Finnish political veteran to challenge PM in seeking party chairmanship
HELSINKI, Feb. 1 (Xinhua) -- Finnish political veteran Paavo Vayrynen on Thursday announced he would seek the chairmanship of the ruling Center Party and run against Prime Minister Juha Sipila.
The move came just days after the Finnish presidential election where Vayrynen, who ran as an independent candidate, got 6.2 percent of the votes while the center party's candidate, former prime minister Matti Vanhanen only got 4.1 percent.
Vayrynen said on Thursday that he would make "one more effort to save the Center Party". He said he would rehabilitate the party on the basis of the "traditional centrist ideology".
He believed many supporters of the populist Finns Party and its breakaway party the Blue Future would start backing the Center Party under Vayrynen.
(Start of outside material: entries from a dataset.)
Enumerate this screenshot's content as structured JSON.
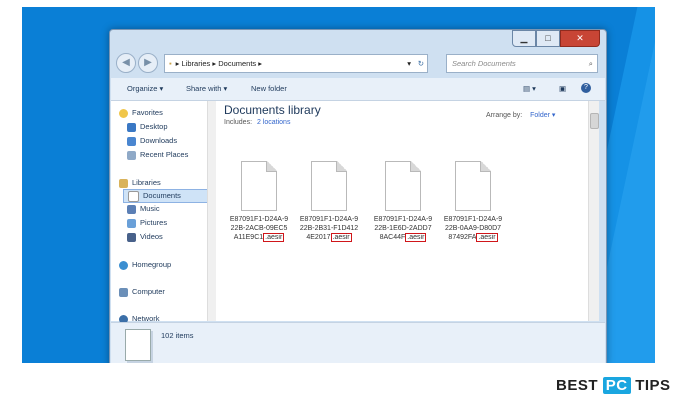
{
  "address_bar": {
    "path": [
      "Libraries",
      "Documents"
    ],
    "search_placeholder": "Search Documents"
  },
  "toolbar": {
    "organize": "Organize ▾",
    "share_with": "Share with ▾",
    "new_folder": "New folder"
  },
  "nav": {
    "favorites": "Favorites",
    "desktop": "Desktop",
    "downloads": "Downloads",
    "recent": "Recent Places",
    "libraries": "Libraries",
    "documents": "Documents",
    "music": "Music",
    "pictures": "Pictures",
    "videos": "Videos",
    "homegroup": "Homegroup",
    "computer": "Computer",
    "network": "Network"
  },
  "library": {
    "title": "Documents library",
    "includes_label": "Includes:",
    "includes_link": "2 locations",
    "arrange_label": "Arrange by:",
    "arrange_value": "Folder ▾"
  },
  "files": [
    {
      "l1": "E87091F1-D24A-9",
      "l2": "22B-2ACB-09EC5",
      "l3": "A11E9C1",
      "ext": ".aesir"
    },
    {
      "l1": "E87091F1-D24A-9",
      "l2": "22B-2B31-F1D412",
      "l3": "4E2017",
      "ext": ".aesir"
    },
    {
      "l1": "E87091F1-D24A-9",
      "l2": "22B-1E6D-2ADD7",
      "l3": "8AC44F",
      "ext": ".aesir"
    },
    {
      "l1": "E87091F1-D24A-9",
      "l2": "22B-0AA9-D80D7",
      "l3": "87492FA",
      "ext": ".aesir"
    }
  ],
  "details": {
    "count": "102 items"
  },
  "watermark": {
    "best": "BEST",
    "pc": "PC",
    "tips": "TIPS"
  },
  "colors": {
    "desktop": "#0a7fd6",
    "highlight": "#d0161a",
    "link": "#3366cc"
  }
}
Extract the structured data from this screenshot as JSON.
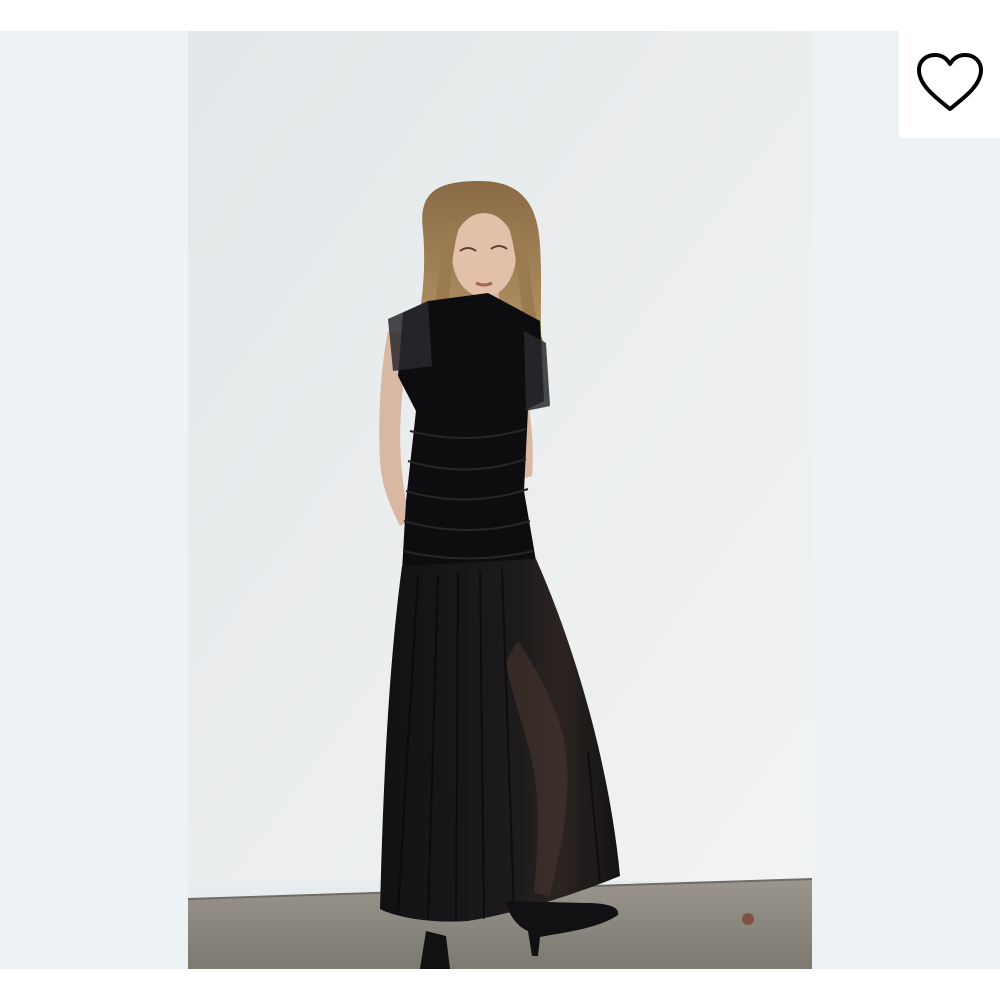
{
  "product_image": {
    "alt": "",
    "icon": "product-photo"
  },
  "favorite": {
    "icon": "heart-outline-icon",
    "color": "#000000"
  },
  "colors": {
    "page_background": "#ffffff",
    "side_panel": "#edf2f5",
    "wall": "#e9ecee",
    "floor": "#8a8780",
    "dress": "#0d0d0f"
  }
}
He said "liberal values" would have a role in the party.
Vayrynen was the chairman of the Center in 1980-1990. He has since made several attempts to be re-elected, the last in 2012 when Juha Sipila became the chairman.
Vayrynen is currently a member of the European Parliament as a centrist representative. He was also elected to Finnish parliament in 2015, but chose to remain in Brussels, as he got no portfolio in Sipila's government.
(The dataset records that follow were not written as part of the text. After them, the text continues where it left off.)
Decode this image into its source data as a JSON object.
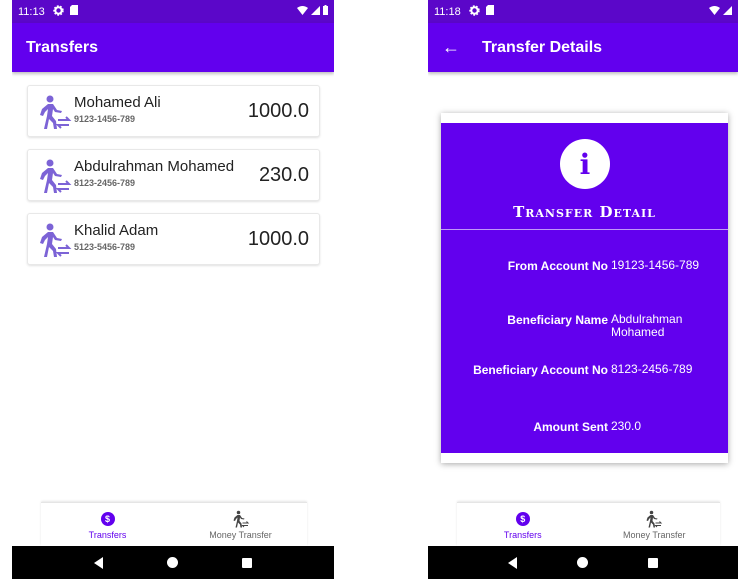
{
  "left_screen": {
    "status": {
      "time": "11:13"
    },
    "appbar": {
      "title": "Transfers"
    },
    "transfers": [
      {
        "name": "Mohamed Ali",
        "account": "9123-1456-789",
        "amount": "1000.0"
      },
      {
        "name": "Abdulrahman Mohamed",
        "account": "8123-2456-789",
        "amount": "230.0"
      },
      {
        "name": "Khalid Adam",
        "account": "5123-5456-789",
        "amount": "1000.0"
      }
    ],
    "bottom_nav": [
      {
        "label": "Transfers",
        "icon": "dollar-icon",
        "active": true
      },
      {
        "label": "Money Transfer",
        "icon": "walking-transfer-icon",
        "active": false
      }
    ]
  },
  "right_screen": {
    "status": {
      "time": "11:18"
    },
    "appbar": {
      "title": "Transfer Details"
    },
    "detail": {
      "title": "Transfer Detail",
      "rows": [
        {
          "label": "From Account No",
          "value": "19123-1456-789"
        },
        {
          "label": "Beneficiary Name",
          "value": "Abdulrahman Mohamed"
        },
        {
          "label": "Beneficiary Account No",
          "value": "8123-2456-789"
        },
        {
          "label": "Amount Sent",
          "value": "230.0"
        }
      ]
    },
    "bottom_nav": [
      {
        "label": "Transfers",
        "icon": "dollar-icon",
        "active": true
      },
      {
        "label": "Money Transfer",
        "icon": "walking-transfer-icon",
        "active": false
      }
    ]
  },
  "colors": {
    "primary": "#6200ee",
    "status_bar": "#5b07c9",
    "icon_tint": "#7c63d6"
  }
}
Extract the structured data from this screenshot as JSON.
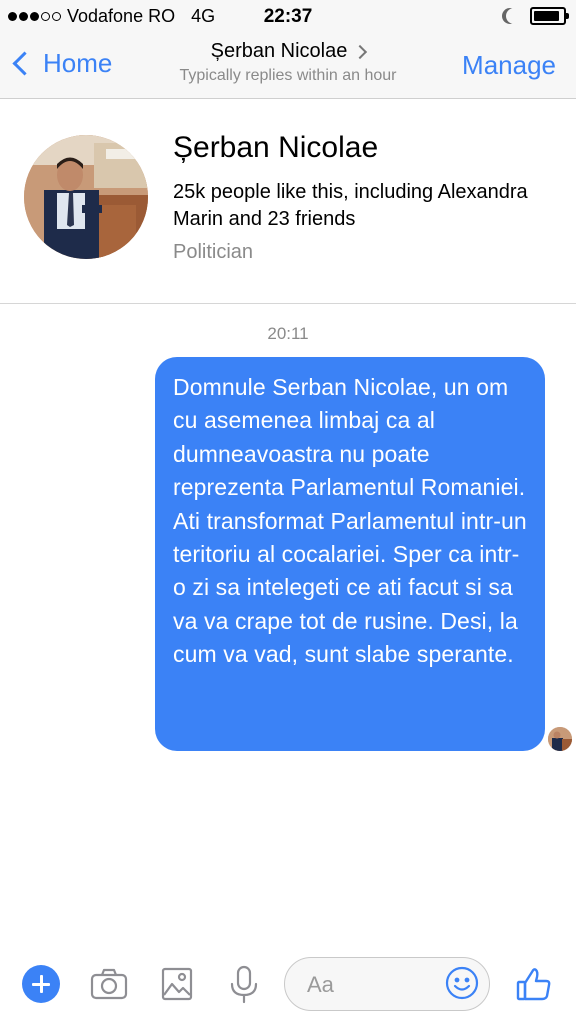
{
  "status_bar": {
    "carrier": "Vodafone RO",
    "network": "4G",
    "time": "22:37",
    "signal_bars": 3,
    "signal_total": 5
  },
  "nav": {
    "back_label": "Home",
    "title": "Șerban Nicolae",
    "subtitle": "Typically replies within an hour",
    "manage_label": "Manage"
  },
  "profile": {
    "name": "Șerban Nicolae",
    "likes": "25k people like this, including Alexandra Marin and 23 friends",
    "category": "Politician"
  },
  "conversation": {
    "timestamp": "20:11",
    "messages": [
      {
        "direction": "outgoing",
        "text": "Domnule Serban Nicolae, un om cu asemenea limbaj ca al dumneavoastra nu poate reprezenta Parlamentul Romaniei. Ati transformat Parlamentul intr-un teritoriu al cocalariei. Sper ca intr-o zi sa intelegeti ce ati facut si sa va va crape tot de rusine. Desi, la cum va vad, sunt slabe sperante."
      }
    ]
  },
  "composer": {
    "placeholder": "Aa",
    "icons": [
      "plus-icon",
      "camera-icon",
      "photo-icon",
      "microphone-icon",
      "emoji-icon",
      "thumbs-up-icon"
    ]
  },
  "colors": {
    "accent": "#3b82f6",
    "bar_bg": "#f7f7f7",
    "muted_text": "#8a8a8a"
  }
}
He said on Thursday he would take his seat in the Finnish parliament in June, whether elected as the Center's chairman or not. However, he has also launched a party of his own, known as the Civic Party. He said the new party could set up candidates for the April 2019 parliamentary election.
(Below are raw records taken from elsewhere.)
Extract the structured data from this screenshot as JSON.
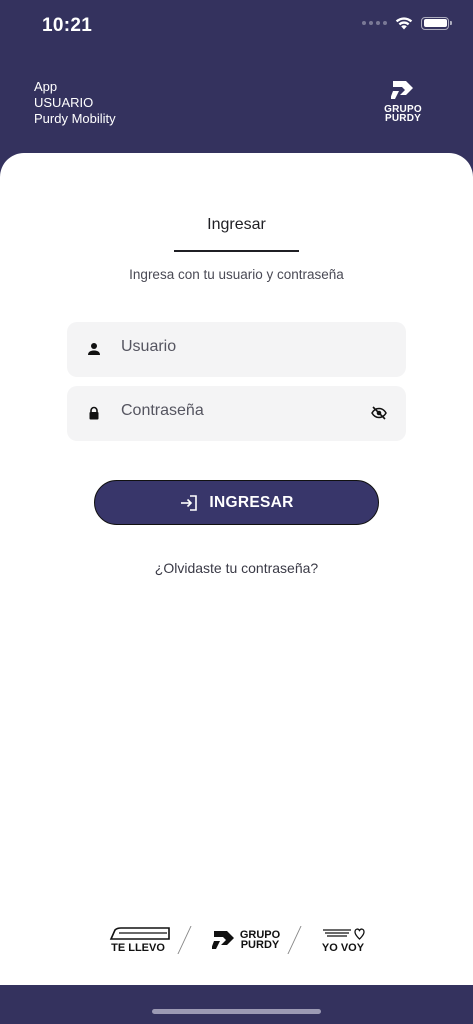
{
  "status_bar": {
    "time": "10:21"
  },
  "header": {
    "lines": [
      "App",
      "USUARIO",
      "Purdy Mobility"
    ],
    "logo_line1": "GRUPO",
    "logo_line2": "PURDY"
  },
  "login": {
    "title": "Ingresar",
    "subtitle": "Ingresa con tu usuario y contraseña",
    "username_placeholder": "Usuario",
    "password_placeholder": "Contraseña",
    "submit_label": "INGRESAR",
    "forgot_label": "¿Olvidaste tu contraseña?"
  },
  "footer": {
    "partner1": "TE LLEVO",
    "partner2_line1": "GRUPO",
    "partner2_line2": "PURDY",
    "partner3": "YO VOY"
  },
  "icons": {
    "wifi": "wifi-icon",
    "battery": "battery-icon",
    "user": "person-icon",
    "lock": "lock-icon",
    "eye": "eye-off-icon",
    "login": "login-icon"
  },
  "colors": {
    "primary": "#34325e",
    "button": "#38366a"
  }
}
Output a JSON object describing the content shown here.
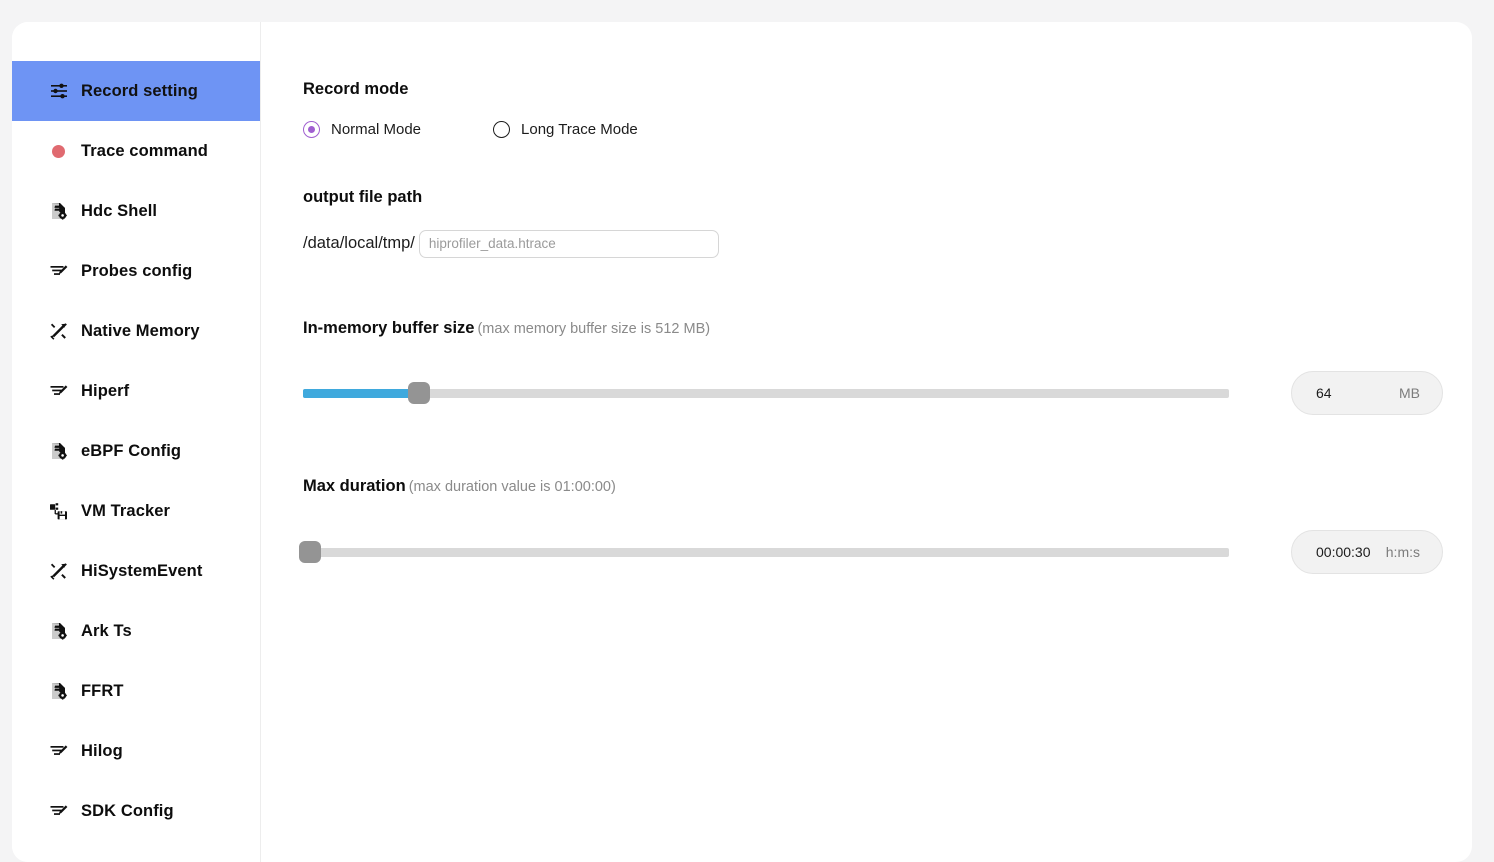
{
  "sidebar": {
    "items": [
      {
        "label": "Record setting",
        "icon": "sliders-icon",
        "selected": true
      },
      {
        "label": "Trace command",
        "icon": "record-dot-icon",
        "selected": false
      },
      {
        "label": "Hdc Shell",
        "icon": "file-gear-icon",
        "selected": false
      },
      {
        "label": "Probes config",
        "icon": "list-pencil-icon",
        "selected": false
      },
      {
        "label": "Native Memory",
        "icon": "tools-icon",
        "selected": false
      },
      {
        "label": "Hiperf",
        "icon": "list-pencil-icon",
        "selected": false
      },
      {
        "label": "eBPF Config",
        "icon": "file-gear-icon",
        "selected": false
      },
      {
        "label": "VM Tracker",
        "icon": "vm-disk-icon",
        "selected": false
      },
      {
        "label": "HiSystemEvent",
        "icon": "tools-icon",
        "selected": false
      },
      {
        "label": "Ark Ts",
        "icon": "file-gear-icon",
        "selected": false
      },
      {
        "label": "FFRT",
        "icon": "file-gear-icon",
        "selected": false
      },
      {
        "label": "Hilog",
        "icon": "list-pencil-icon",
        "selected": false
      },
      {
        "label": "SDK Config",
        "icon": "list-pencil-icon",
        "selected": false
      }
    ],
    "selected_bg": "#6e94f4"
  },
  "record_mode": {
    "title": "Record mode",
    "options": [
      {
        "label": "Normal Mode",
        "checked": true
      },
      {
        "label": "Long Trace Mode",
        "checked": false
      }
    ],
    "accent": "#a05fd0"
  },
  "output_path": {
    "title": "output file path",
    "prefix": "/data/local/tmp/",
    "value": "",
    "placeholder": "hiprofiler_data.htrace"
  },
  "buffer_size": {
    "title": "In-memory buffer size",
    "hint": "(max memory buffer size is 512 MB)",
    "value": "64",
    "unit": "MB",
    "percent": 12.5,
    "fill_color": "#3fa9dd",
    "thumb_color": "#949494",
    "track_color": "#d9d9d9"
  },
  "max_duration": {
    "title": "Max duration",
    "hint": "(max duration value is 01:00:00)",
    "value": "00:00:30",
    "unit": "h:m:s",
    "percent": 0.8,
    "fill_color": "#4fd0c4",
    "thumb_color": "#949494",
    "track_color": "#d9d9d9"
  }
}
Sipila announced on Sunday night that he would seek re-election in the party convention in the coming June. Sipila had said earlier he would tie his political future with the success of Vanhanen, but had changed his mind just before Vanhanen got a poor result in the election.
While the largest party in Finland following the 2015 parliament elections, the Center is now well below the conservative National Coalition Party and the Social Democratic Party, hovering with the Green Party over the third or fourth position with roughly 15 percent backing.